UK Prime Minister Raises Georgia Issue in Moscow
By Ernest Petrosyan
Wednesday, September 14
The frosty Georgia-Russia relationship was among the disputed international issues that were discussed during the first official meeting of a British Prime Minister with a Russia President for over five years. “We discussed the need to ensure security and confidence for Georgia and Russia implementing the 2008 ceasefire in full,” stated the British PM David Cameron in his opening remarks at a joint news conference with President Medvedev after the meeting in the Kremlin, Moscow on September 12.
Regardless of the many contentious issues which have strained British-Russian bilateral relations over the past few years, Cameron said that the UK and Russia would gain from a stronger relationship and added that he and President Medvedev had agreed “to strengthen our co-operation in a number of areas”.
“Britain and Russia have very strong business-to-business and people-to-people relationships. In terms of the government relationship, it has not been frozen,” said Cameron. “Of course, it is no secret that there are difficult issues where we differ. We cannot pretend these do not exist; we must continue to have frank discussions about them. At the same time, without wishing these issues away, it is right to rebuild a more effective relationship on those things that are vital to the safety and well-being of people in Russia and in Britain."
The speaker of the Georgian parliament, David Bakradze, positively assessed Cameron’s statement. “Such statements for Georgia are a guarantee that Russia will not continue its aggressive policy towards Georgia, and after some time will move out of the Georgian territories,” stated Bakradze.
“It is very important that such important members of the international community as Britain remind Russian officials to implement the ceasefire agreement. It also should be noted that Britain raised this issue at a very tense meeting,” the Free Democrat’s Political Secretary Alexi Petriashvili said.
The Kremlin official website, however, did not disclose Cameron’s statements regarding Georgia at the joint briefing. According to BBC Russia, the statement is only in the English version, and in the Russian version, the statement was ignored. As for the synchronic translation at the briefing, the statement regarding Georgia was also disregarded by the translator.

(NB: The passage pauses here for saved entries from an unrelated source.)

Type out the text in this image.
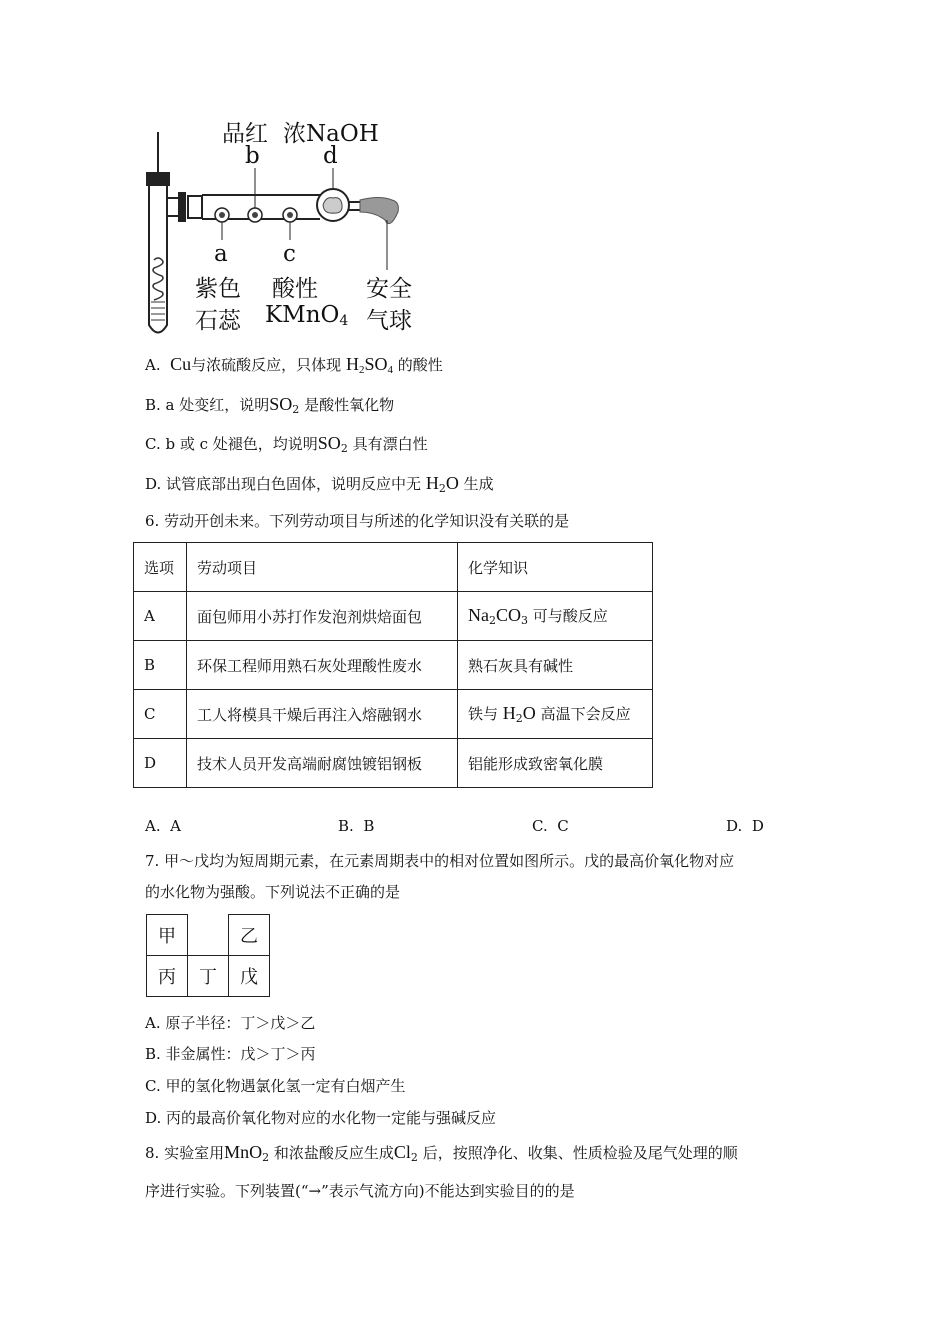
品红 浓NaOH
b	d
a c
紫色
石蕊
酸性
KMnO$_4$
安全
气球
A. Cu与浓硫酸反应，只体现 $H_2SO_4$ 的酸性
B. a 处变红，说明$SO_2$ 是酸性氧化物
C. b 或 c 处褪色，均说明$SO_2$ 具有漂白性
D. 试管底部出现白色固体，说明反应中无 $H_2O$ 生成
6. 劳动开创未来。下列劳动项目与所述的化学知识没有关联的是
选项	劳动项目	化学知识
A	面包师用小苏打作发泡剂烘焙面包	$Na_2CO_3$ 可与酸反应
B	环保工程师用熟石灰处理酸性废水	熟石灰具有碱性
C	工人将模具干燥后再注入熔融钢水	铁与 $H_2O$ 高温下会反应
D	技术人员开发高端耐腐蚀镀铝钢板	铝能形成致密氧化膜
A. A	B. B	C. C	D. D
7. 甲～戊均为短周期元素，在元素周期表中的相对位置如图所示。戊的最高价氧化物对应
的水化物为强酸。下列说法不正确的是
甲		乙
丙	丁	戊
A. 原子半径：丁＞戊＞乙
B. 非金属性：戊＞丁＞丙
C. 甲的氢化物遇氯化氢一定有白烟产生
D. 丙的最高价氧化物对应的水化物一定能与强碱反应
8. 实验室用MnO$_2$ 和浓盐酸反应生成$Cl_2$ 后，按照净化、收集、性质检验及尾气处理的顺
序进行实验。下列装置(“→”表示气流方向)不能达到实验目的的是
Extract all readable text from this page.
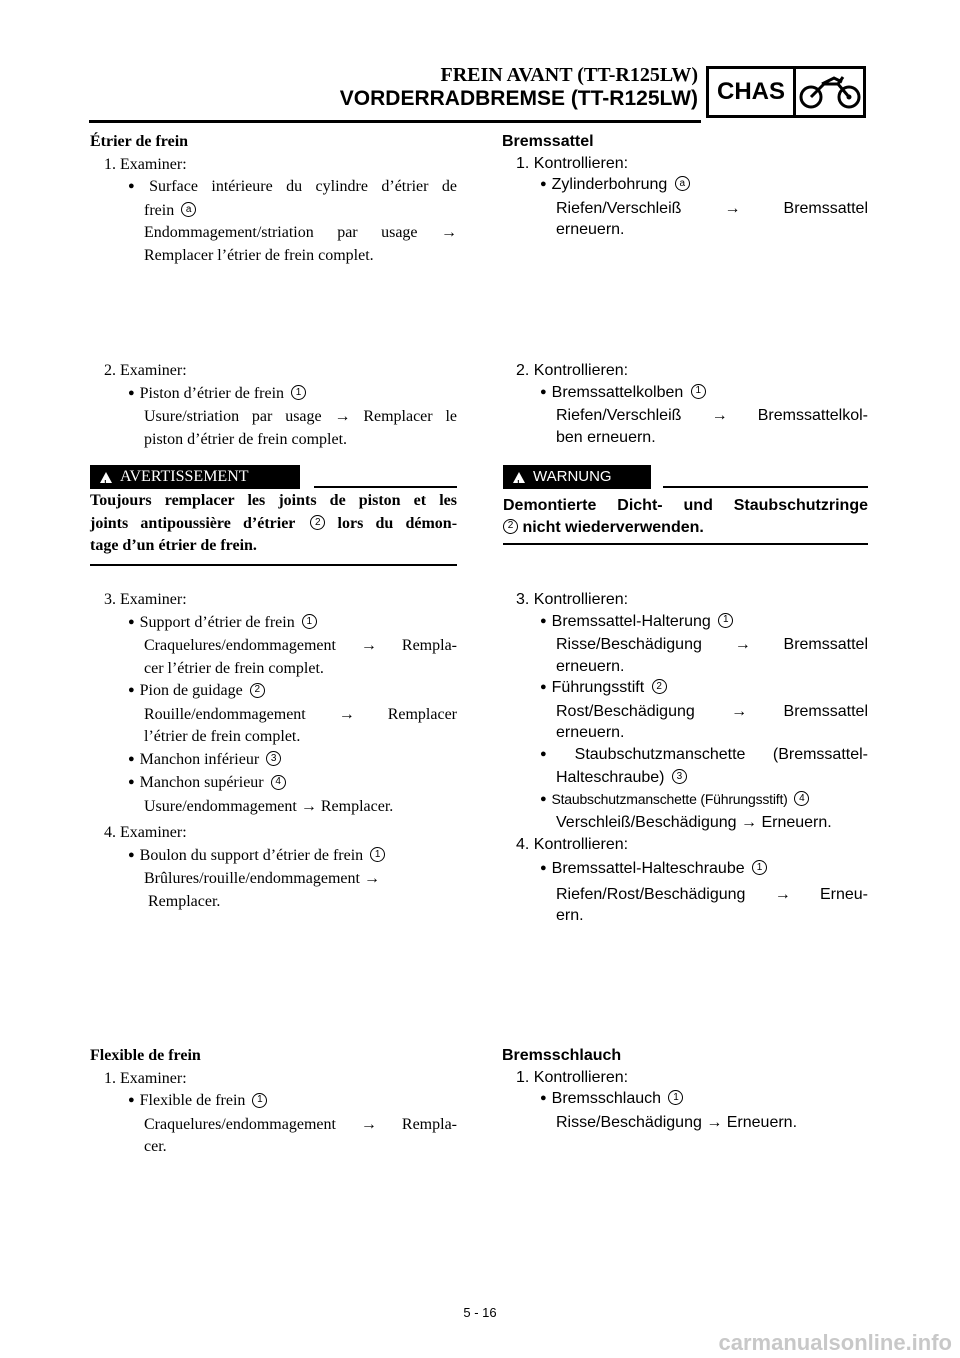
FREIN AVANT (TT-R125LW)
VORDERRADBREMSE (TT-R125LW) CHAS
Étrier de frein
1. Examiner:
● Surface intérieure du cylindre d’étrier de
frein a
Endommagement/striation par usage →
Remplacer l’étrier de frein complet.
2. Examiner:
● Piston d’étrier de frein 1
Usure/striation par usage → Remplacer le
piston d’étrier de frein complet.
!
AVERTISSEMENT
Toujours remplacer les joints de piston et les
joints antipoussière d’étrier 2 lors du démon-
tage d’un étrier de frein.
3. Examiner:
● Support d’étrier de frein 1
Craquelures/endommagement → Rempla-
cer l’étrier de frein complet.
● Pion de guidage 2
Rouille/endommagement → Remplacer
l’étrier de frein complet.
● Manchon inférieur 3
● Manchon supérieur 4
Usure/endommagement → Remplacer.
4. Examiner:
● Boulon du support d’étrier de frein 1
Brûlures/rouille/endommagement →
Remplacer.
Flexible de frein
1. Examiner:
● Flexible de frein 1
Craquelures/endommagement → Rempla-
cer.
Bremssattel
1. Kontrollieren:
● Zylinderbohrung a
Riefen/Verschleiß → Bremssattel
erneuern.
2. Kontrollieren:
● Bremssattelkolben 1
Riefen/Verschleiß → Bremssattelkol-
ben erneuern.
!
WARNUNG
Demontierte Dicht- und Staubschutzringe
2 nicht wiederverwenden.
3. Kontrollieren:
● Bremssattel-Halterung 1
Risse/Beschädigung → Bremssattel
erneuern.
● Führungsstift 2
Rost/Beschädigung → Bremssattel
erneuern.
● Staubschutzmanschette (Bremssattel-
Halteschraube) 3
● Staubschutzmanschette (Führungsstift) 4
Verschleiß/Beschädigung → Erneuern.
4. Kontrollieren:
● Bremssattel-Halteschraube 1
Riefen/Rost/Beschädigung → Erneu-
ern.
Bremsschlauch
1. Kontrollieren:
● Bremsschlauch 1
Risse/Beschädigung → Erneuern.
5 - 16
carmanualsonline.info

British newspaper The Guardian says that Cameron’s visit has not brought a breakthrough in British-Russian relations. “There is still no prospect of a return to the halcyon era of a decade ago – before Iraq, before the colour revolutions in Kiev and Tbilisi, and before the 2008 Russia-Georgia war. Some will have forgotten that Cameron flew to Tbilisi to show support to Georgia's embattled leader, Mikheil Saakashvili. But not Putin,” the Guardian reports.
Analyst Gia Khukhashvili says that such statements regarding the ceasefire agreement implementation have become a matter of course for western officials and diplomats. “Such verbal support is very good, however, it is not new, and it has just become one issue among many that irritates Russia. I am confident that more pressing issues for British-Russian relations were raised by Cameron,” Khukhashvuli told The Messenger.